Monday, November 15, 2010

Midlife Euphoria Day 10

Midlife Euphoria Day 10
Surround yourself with “friends” who matter.  How would one describe a  friends? Is it some one you meet often? That can be an office employee. Is it some one who is a neighbour or a relative? Or is it some one you like to hang out with.
The dictionary definition of a friend is:  a person whom one knows, likes, and trusts. I would go further and say friends are people who you like to spend time with and who make you feel on top of the world. They are people who support and sympathize with your concerns and help you overcome your dilemmas. Sometimes just airing your problems helps to re-organize your thoughts and hit upon solutions, provided you have an attentive, sensitive and a patient listener (difficult commodity to find). Friends are people you know well and regard with affection and trust.
During midlife one needs to have a close circle of people with positive mind sets as one is battling with numerous physiological and physical adjustments. These individuals can be family members or acquaintances who over the years have acquired the status of “friends”.
Relatives play an important role in our lives especially in our society. Ideally if a relative becomes a “friend” you are extremely lucky. Your need to meet is  limited to mere duty but a prerequisite to your own pleasure. Relatives are part and parcel of a package you acquire as soon as you are born and then the network extends further after you get married. They are not like friends who you can choose and discard. If one is not comfortable in their company best is to avoid unpleasant encounters and limit interaction only to obligatory events like marriages, funerals, birthdays, anniversaries etc.
On the other hand some friends become an integral part of your life and play a more significant role in your life than blood relations. Encircle yourself with people who are cheerful, compassionate, and warm and have a zest for living. They are people who move ahead with times and are above petty issues of life that sometimes become unproportionately significant. 
I have encountered both kinds of people in my life. Some are unpleasant while others always put a smile on my face. One has learnt to avoid the disagreeable ones and live with the optimistic lot. Fortunately I am acquainted with more of the latter type and I am also lucky to have some soul mates who are relatives.

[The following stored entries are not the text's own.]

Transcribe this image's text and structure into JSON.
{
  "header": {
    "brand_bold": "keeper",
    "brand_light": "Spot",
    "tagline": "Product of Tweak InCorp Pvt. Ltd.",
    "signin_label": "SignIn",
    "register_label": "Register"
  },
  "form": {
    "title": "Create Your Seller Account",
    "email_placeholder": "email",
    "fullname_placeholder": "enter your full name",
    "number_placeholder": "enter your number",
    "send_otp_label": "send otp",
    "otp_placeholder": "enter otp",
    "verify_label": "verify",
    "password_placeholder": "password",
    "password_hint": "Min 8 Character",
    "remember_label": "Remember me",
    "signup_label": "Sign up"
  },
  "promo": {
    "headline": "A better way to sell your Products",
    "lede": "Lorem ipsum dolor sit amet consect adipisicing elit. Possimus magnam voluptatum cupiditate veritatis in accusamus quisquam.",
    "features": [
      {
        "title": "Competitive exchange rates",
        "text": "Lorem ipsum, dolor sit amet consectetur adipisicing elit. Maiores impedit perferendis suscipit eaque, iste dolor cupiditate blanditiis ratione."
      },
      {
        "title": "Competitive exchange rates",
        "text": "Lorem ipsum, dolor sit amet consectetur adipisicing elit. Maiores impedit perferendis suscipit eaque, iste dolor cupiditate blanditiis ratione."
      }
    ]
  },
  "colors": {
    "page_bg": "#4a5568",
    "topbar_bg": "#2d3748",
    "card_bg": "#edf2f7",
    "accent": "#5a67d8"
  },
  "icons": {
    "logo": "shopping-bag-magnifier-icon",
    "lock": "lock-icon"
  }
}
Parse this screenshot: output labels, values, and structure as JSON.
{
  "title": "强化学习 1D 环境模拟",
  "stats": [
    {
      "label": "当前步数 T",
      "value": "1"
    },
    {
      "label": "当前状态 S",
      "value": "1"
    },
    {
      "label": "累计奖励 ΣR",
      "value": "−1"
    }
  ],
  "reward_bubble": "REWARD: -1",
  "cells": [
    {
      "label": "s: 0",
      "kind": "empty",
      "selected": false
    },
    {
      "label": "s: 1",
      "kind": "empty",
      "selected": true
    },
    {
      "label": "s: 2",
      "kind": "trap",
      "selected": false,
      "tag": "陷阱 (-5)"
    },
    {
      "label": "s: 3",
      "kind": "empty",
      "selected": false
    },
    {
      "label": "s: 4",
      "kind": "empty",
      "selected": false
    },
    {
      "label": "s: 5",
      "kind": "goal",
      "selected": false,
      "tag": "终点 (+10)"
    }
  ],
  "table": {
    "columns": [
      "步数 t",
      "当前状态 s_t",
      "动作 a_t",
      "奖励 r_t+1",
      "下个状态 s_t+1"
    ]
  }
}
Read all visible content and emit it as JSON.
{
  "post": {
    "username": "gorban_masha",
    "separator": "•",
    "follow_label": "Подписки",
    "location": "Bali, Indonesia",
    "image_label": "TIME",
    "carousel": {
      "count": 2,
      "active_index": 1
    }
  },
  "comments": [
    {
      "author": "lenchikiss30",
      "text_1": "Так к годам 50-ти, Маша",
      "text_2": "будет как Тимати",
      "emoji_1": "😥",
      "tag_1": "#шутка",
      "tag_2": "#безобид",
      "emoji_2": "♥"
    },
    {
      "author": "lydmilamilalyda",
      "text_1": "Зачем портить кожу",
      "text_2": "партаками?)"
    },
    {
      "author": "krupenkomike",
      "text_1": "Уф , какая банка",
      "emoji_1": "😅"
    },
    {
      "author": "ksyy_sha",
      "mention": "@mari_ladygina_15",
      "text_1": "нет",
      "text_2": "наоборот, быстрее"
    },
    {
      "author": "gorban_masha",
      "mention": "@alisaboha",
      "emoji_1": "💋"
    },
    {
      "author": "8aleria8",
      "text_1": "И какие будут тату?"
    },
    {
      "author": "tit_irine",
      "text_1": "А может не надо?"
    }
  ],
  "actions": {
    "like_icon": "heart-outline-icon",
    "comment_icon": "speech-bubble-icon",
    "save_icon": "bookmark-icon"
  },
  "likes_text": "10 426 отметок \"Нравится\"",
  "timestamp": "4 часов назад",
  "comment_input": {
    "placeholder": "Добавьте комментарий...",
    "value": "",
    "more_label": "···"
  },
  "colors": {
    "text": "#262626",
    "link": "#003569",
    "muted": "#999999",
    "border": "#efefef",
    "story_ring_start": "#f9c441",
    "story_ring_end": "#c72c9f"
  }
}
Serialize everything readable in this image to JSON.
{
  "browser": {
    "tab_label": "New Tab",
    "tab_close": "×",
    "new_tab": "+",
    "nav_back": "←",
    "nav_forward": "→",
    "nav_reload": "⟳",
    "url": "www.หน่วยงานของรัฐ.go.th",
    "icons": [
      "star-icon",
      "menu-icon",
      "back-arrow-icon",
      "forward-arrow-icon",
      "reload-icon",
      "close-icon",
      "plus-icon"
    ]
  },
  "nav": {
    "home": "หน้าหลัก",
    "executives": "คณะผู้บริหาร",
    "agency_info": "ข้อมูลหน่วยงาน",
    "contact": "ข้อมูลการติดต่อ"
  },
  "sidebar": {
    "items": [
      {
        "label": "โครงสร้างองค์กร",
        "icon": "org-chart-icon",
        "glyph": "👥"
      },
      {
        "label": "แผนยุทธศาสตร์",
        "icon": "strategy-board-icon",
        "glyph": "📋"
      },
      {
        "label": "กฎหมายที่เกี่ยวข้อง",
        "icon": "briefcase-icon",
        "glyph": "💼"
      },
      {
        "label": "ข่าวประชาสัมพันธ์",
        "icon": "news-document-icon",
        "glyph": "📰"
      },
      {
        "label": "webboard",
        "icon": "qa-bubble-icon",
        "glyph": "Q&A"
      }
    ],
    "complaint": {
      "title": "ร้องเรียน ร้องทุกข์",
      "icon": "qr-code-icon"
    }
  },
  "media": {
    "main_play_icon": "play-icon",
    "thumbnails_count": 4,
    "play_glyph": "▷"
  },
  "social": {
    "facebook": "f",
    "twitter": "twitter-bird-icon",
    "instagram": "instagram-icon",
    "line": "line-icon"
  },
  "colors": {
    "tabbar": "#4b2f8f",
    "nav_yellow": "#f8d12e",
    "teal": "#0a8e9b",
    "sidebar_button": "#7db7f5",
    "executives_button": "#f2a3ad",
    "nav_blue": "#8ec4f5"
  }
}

I remember a couple of years back, we, a group of college friends met after a long time. Now in our forties and mid forties we all talked about the various changes that we were observing in our physique. From bulging waistline, dark circles and puffiness of the eyes, aching knees, acne, rounded limbs, falling and graying of hair, everything was discussed in great detail as if it was the end of the world. Till a friend of ours who looked the most cheerful dropped a bomb by stating that she had been diagnosed with cancer. There was shell shocked silence that followed her candid declaration. She was bravely combating a situation that was genuine whereas all our flippant concerns were inconsequential. Her two young children, one in high school and one still in the primary section, her husband whose work entailed a lot of travel were all grappling with the situation. Amazingly she was overtly, calm and collected, holding a job alongside taking the severe invasive treatment for her ailment.
Unfortunately our friend passed away some years back but her composure and dignity till the end astounded everyone and is a lesson in life for all of us.
When a child is born he is crying while everyone around is smiling at the marvel of yet another life. We must endeavour to live our life such that at the end we are smiling and everyone around is crying (genuinely). That’s how our dear friend lived her life and is fondly remembered as the lively and spirited person that she was.
Life is too short to harbour grudges. If there is a problem face it. There is no point in living with self pity, envy or ill feelings for others. Learn to write your hurts in sand and carve your rewards in stone as the pains in sand will erase off  while the proceeds by a friend should be carved in stone to cherish for ever. If some one has offended you it may be due to adverse circumstances in their lives. Give them the benefit of doubt, do not jump to conclusions and sit in judgment. If you can have a heart to heart, go ahead and clear the murky air, bury the hatchet and move on. If not possible just ignore/avoid people who disturb your body equilibrium. When you are unhappy your homeostasis is disturbed inducing hormones to secrete negative energy in the body which creates maladies.
Instead spend time with cheerful people and let their joie de vivre rub on to you. Find your clan and let them know that they are great. Reciprocate and make  them feel on top of the world . More than valuing the things you have in life value “who” you have in your life. These are people who love you unconditionally in spite of all your imperfections. They love you not for what you "do" but for "who" you are. You are special and unique in your special way to them. That in itself is a great exhilaration
It is not necessary to have the best of everything to be happy. Happy people make the most of everything that comes along their way. They forget the past disappointments and trials and move forward to a brighter future. The positive vibes and energy they exude will always be a source of pleasure Their exuberance for life will keep you in good cheer and put a spring in your step (in spite of your aching knees).